The output of this code snippet:

[1, 9]

This solution sorts the list and then applies a filter function to keep only those elements where the difference to the previous element (found by index look-up) is at least k. The first element is kept by default and appended to the filtered result of the rest of the list.

Method 4: Using a Queue

Involving data structure, a queue can help track elements as they’re evaluated. This method uses queues for a clearer logic flow when dealing with sequential removals. It’s especially strong when you need to maintain original order without sorting, but can be slightly more complex and have higher space complexity.

Here’s an example:

from collections import deque

def remove_close_elements_queue(lst, k):
    if not lst: # guard against empty list
        return []
    sorted_lst = sorted(lst)
    q = deque([sorted_lst[0]])
    for elem in sorted_lst[1:]:
        if elem - q[-1] >= k:
            q.append(elem)
    return list(q)

# Example usage:
my_list = [1, 3, 4, 9, 10]
distance = 2
print(remove_close_elements_queue(my_list, distance))

The output of this code snippet:

[1, 9]

The deque data structure is used to efficiently append and discard elements while iterating through the sorted list. This prevents modification of the list during iteration and allows for clear, efficient queue-based logic.

Bonus One-Liner Method 5: Using Set Operations

This one-liner relies on set operations to remove close elements: converting the list to a set, iterating over a sorted copy, and discarding elements from the set that are too close to their predecessors.

Here’s an example:

def remove_close_elements_set(lst, k):
    s, prev = set(lst), float('inf')
    return sorted([prev := x for x in sorted(s) if (x - prev) >= k or prev is float('inf')])

# Example usage:
my_list = [1, 3, 4, 9, 10]
distance = 2
print(remove_close_elements_set(my_list, distance))

The output of this code snippet:

[1, 9]

This one-liner uses an assignment expression within a list comprehension, taking advantage of the fact that set operations discard duplicates and sorted() returns a list, to ensure elements are only added when the difference with the previous element is k or more.

Summary/Discussion

  • Method 1: Naive Iterative Approach.
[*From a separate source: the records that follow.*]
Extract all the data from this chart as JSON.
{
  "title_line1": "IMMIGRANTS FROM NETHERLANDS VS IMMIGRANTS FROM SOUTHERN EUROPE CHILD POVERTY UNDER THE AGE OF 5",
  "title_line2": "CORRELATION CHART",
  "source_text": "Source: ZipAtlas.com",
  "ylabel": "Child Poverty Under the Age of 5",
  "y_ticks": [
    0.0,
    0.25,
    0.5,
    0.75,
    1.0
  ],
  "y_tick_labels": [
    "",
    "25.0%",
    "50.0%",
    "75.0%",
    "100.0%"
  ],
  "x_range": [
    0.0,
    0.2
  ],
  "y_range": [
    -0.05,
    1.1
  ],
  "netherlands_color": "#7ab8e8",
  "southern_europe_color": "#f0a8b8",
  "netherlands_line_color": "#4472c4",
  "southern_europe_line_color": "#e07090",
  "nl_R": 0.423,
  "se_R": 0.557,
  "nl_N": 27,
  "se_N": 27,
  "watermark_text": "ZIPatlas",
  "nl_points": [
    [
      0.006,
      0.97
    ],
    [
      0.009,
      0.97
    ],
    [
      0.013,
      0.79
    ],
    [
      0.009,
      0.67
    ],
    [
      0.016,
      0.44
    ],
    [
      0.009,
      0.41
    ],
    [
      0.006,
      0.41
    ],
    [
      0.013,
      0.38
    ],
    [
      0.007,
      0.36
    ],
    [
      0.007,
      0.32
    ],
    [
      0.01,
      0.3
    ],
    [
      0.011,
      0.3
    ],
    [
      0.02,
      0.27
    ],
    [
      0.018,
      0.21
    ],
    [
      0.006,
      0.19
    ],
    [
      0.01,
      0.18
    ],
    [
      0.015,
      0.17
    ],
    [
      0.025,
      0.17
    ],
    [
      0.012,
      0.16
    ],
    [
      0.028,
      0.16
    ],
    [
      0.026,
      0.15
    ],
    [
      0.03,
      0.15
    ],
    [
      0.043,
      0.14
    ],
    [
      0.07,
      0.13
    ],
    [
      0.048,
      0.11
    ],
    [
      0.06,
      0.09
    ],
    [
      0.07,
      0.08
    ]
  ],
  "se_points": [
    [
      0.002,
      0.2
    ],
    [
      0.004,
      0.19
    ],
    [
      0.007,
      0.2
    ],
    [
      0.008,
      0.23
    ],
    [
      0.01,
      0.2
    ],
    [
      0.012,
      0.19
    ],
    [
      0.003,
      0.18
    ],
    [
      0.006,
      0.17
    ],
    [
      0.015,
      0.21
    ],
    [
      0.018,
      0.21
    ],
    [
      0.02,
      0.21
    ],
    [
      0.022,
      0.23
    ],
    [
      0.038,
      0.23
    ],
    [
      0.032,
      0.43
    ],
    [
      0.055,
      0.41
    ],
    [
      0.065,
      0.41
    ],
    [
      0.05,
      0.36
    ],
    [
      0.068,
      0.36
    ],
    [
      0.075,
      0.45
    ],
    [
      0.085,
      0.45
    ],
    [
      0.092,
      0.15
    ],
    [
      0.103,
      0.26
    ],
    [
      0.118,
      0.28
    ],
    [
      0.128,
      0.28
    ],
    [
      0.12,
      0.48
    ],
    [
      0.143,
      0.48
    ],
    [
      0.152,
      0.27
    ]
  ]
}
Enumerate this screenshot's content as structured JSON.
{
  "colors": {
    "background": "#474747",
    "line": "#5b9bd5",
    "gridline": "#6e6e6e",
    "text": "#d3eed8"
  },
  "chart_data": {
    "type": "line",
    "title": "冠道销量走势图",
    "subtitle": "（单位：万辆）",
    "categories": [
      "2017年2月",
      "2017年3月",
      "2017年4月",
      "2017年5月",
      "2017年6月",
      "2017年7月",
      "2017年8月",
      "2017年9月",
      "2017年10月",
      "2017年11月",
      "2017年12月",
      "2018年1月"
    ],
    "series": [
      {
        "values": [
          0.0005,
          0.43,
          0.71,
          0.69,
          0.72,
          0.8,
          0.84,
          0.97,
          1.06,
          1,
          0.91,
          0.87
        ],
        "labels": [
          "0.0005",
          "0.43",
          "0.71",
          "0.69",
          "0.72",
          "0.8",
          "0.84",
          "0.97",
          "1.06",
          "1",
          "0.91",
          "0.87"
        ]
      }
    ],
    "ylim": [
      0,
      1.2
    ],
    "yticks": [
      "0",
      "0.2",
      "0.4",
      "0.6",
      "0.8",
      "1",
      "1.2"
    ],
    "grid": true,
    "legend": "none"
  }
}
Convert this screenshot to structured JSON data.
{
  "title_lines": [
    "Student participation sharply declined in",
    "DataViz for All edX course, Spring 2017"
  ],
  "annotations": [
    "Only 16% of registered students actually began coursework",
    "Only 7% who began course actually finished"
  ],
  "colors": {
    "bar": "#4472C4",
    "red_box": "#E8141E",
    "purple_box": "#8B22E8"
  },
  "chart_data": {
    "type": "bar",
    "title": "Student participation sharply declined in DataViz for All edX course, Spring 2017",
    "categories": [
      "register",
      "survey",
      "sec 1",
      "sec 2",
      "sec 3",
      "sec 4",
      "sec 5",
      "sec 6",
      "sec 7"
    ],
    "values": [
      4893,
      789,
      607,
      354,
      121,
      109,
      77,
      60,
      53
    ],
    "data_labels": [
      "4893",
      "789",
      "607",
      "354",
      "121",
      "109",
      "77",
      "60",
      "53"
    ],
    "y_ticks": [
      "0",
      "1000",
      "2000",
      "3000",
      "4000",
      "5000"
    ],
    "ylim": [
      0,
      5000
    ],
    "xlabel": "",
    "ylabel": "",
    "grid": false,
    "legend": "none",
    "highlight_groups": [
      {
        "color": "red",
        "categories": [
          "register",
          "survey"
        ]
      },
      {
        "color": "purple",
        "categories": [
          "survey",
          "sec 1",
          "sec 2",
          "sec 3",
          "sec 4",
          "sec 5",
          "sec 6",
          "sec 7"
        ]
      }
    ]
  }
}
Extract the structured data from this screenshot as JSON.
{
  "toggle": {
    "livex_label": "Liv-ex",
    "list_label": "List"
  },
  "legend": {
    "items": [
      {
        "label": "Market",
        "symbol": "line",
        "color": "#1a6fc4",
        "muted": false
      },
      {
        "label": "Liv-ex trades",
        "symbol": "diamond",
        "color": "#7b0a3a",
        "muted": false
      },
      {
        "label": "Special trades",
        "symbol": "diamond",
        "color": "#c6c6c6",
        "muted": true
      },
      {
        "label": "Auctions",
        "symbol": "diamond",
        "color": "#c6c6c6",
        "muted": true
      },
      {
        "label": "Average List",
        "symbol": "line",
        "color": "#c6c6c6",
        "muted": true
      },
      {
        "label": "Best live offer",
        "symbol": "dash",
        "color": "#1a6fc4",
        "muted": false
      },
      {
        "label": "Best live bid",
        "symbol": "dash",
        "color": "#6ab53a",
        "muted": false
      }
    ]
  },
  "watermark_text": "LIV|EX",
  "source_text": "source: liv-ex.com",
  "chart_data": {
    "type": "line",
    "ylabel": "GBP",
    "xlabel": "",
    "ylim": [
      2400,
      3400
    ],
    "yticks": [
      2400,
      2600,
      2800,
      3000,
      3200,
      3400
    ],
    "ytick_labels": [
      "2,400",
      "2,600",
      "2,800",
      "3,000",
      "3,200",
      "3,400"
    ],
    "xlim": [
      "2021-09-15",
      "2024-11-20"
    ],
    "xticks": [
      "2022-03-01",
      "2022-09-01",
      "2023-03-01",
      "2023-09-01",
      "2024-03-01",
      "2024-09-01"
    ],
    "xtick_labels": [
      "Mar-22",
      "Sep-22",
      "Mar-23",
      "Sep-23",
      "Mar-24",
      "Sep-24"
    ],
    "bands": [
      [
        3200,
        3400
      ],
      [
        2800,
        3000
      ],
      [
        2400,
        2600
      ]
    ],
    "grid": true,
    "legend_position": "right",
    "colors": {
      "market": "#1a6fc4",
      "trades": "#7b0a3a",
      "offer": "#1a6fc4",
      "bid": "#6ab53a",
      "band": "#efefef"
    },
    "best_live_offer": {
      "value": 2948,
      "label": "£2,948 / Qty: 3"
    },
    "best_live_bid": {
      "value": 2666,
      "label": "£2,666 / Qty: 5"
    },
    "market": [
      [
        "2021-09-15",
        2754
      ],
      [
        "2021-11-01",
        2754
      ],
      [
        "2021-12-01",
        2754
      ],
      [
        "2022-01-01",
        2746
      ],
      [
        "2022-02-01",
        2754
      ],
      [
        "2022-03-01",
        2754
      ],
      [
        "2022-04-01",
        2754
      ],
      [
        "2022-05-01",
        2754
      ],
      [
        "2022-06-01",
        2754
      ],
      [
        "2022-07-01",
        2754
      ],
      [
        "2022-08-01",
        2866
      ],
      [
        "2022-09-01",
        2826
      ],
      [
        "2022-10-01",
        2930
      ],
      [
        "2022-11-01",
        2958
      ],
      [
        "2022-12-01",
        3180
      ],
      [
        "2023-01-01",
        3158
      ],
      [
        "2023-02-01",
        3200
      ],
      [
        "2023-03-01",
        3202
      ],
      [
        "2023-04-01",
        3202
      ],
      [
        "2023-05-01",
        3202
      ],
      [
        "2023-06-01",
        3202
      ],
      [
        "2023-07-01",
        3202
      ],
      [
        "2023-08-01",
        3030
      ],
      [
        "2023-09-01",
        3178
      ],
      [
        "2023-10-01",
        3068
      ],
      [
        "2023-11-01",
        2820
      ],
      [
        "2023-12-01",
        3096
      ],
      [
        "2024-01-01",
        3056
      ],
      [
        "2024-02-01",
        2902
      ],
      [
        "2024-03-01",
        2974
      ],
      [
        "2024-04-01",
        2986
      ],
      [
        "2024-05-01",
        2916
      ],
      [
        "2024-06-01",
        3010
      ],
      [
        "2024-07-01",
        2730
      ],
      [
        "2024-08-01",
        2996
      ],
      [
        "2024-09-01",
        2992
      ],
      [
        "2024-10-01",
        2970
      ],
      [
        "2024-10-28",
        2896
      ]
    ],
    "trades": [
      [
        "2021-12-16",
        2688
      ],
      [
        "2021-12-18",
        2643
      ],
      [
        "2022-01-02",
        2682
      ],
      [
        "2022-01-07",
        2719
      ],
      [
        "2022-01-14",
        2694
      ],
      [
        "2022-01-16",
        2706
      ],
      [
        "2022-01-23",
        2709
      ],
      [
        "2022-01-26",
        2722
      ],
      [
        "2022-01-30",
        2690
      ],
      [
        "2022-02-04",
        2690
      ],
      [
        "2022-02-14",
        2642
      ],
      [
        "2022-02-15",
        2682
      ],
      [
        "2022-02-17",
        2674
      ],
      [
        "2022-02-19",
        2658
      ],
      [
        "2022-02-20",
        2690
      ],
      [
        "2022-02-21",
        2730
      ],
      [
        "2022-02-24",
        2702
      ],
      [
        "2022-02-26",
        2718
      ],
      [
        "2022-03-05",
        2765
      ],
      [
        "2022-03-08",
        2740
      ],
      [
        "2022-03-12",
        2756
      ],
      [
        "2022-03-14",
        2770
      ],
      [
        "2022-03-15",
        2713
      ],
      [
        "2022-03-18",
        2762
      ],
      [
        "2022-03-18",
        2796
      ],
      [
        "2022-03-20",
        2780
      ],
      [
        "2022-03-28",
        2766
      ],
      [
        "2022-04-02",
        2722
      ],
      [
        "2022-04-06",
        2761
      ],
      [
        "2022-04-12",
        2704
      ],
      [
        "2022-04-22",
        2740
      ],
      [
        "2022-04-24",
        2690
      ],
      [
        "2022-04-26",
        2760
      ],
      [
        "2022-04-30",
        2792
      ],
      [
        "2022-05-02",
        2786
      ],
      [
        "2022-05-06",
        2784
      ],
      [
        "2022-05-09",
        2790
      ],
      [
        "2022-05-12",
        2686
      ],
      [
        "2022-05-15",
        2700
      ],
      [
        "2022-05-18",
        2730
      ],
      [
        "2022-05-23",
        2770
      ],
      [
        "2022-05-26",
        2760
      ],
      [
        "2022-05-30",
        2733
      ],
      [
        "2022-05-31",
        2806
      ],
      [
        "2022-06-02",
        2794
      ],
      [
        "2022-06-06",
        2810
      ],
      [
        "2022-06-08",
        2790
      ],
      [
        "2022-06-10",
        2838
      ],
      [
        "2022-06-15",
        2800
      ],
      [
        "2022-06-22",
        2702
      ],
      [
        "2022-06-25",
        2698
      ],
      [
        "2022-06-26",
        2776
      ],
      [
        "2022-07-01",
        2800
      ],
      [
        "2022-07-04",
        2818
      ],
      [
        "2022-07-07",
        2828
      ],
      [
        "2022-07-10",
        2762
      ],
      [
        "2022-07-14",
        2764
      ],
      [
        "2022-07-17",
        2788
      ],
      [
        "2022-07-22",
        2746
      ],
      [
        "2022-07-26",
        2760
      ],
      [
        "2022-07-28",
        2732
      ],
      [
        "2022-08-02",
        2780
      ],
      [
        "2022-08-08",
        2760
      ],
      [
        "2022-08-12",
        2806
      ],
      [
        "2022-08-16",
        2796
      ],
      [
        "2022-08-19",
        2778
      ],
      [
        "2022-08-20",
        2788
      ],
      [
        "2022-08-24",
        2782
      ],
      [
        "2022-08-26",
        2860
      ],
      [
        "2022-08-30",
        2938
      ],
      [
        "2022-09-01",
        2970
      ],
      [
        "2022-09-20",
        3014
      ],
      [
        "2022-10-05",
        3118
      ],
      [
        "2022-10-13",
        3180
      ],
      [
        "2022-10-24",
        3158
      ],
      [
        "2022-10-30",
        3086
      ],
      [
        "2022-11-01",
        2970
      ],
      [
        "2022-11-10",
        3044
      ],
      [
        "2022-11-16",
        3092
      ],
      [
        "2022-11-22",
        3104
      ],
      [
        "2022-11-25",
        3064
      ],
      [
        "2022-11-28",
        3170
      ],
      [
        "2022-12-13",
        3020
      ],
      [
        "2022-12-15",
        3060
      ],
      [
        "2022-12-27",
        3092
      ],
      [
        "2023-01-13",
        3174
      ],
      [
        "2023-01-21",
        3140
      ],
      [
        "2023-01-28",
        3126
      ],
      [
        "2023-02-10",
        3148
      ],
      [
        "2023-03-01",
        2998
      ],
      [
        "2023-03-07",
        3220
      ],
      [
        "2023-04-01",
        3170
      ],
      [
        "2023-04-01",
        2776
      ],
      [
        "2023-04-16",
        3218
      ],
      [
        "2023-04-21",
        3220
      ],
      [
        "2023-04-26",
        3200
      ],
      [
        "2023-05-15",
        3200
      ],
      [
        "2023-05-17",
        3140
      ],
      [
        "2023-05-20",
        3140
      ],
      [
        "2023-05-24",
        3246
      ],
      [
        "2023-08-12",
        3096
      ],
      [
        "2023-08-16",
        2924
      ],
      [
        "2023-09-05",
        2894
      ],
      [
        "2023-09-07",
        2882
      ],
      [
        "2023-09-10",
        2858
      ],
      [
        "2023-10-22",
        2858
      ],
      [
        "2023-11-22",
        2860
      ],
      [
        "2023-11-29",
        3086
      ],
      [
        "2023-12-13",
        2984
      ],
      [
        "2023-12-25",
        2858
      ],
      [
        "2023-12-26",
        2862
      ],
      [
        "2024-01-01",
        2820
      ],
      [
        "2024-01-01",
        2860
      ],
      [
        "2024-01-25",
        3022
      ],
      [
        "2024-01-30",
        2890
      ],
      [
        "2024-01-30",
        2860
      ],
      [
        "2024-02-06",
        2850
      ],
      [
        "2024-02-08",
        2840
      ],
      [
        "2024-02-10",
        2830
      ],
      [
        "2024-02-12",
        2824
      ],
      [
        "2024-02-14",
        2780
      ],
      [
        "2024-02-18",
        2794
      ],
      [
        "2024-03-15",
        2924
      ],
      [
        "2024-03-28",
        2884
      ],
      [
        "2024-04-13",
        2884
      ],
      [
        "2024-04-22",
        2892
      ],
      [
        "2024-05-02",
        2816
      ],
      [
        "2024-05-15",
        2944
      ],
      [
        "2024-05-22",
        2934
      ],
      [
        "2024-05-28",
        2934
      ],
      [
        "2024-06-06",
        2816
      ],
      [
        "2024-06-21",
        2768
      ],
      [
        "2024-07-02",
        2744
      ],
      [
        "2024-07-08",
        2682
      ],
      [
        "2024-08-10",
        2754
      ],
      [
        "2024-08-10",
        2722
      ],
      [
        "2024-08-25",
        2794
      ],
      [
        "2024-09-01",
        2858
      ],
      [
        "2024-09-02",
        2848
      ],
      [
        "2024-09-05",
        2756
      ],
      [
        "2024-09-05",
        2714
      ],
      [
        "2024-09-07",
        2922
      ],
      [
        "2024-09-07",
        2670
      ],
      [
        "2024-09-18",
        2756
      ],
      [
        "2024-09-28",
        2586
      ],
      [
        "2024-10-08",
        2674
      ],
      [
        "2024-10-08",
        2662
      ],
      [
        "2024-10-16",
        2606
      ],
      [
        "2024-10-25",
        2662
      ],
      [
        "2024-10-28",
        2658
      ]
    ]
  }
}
Strength: Easy to understand. Weakness: Doesn’t handle large lists well due to inefficient in-place deletions.
  • Method 2: List Comprehension. Strength: Pythonic and concise. Weakness: Requires extra space for the new list and prior knowledge of list comprehensions.
  • Method 3: Filter with Lambda Function. Strength: Expressive and functional. Weakness: Lower readability for those unfamiliar with lambda expressions.
  • Method 4: Using a Queue. Strength: Maintains order and clear logic. Weakness: Higher space complexity due to additional data structure.
  • Method 5: One-Liner with Set Operations. Strength: Compact and elegant. Weakness: Higher cognitive load to understand set operations and assignment expressions.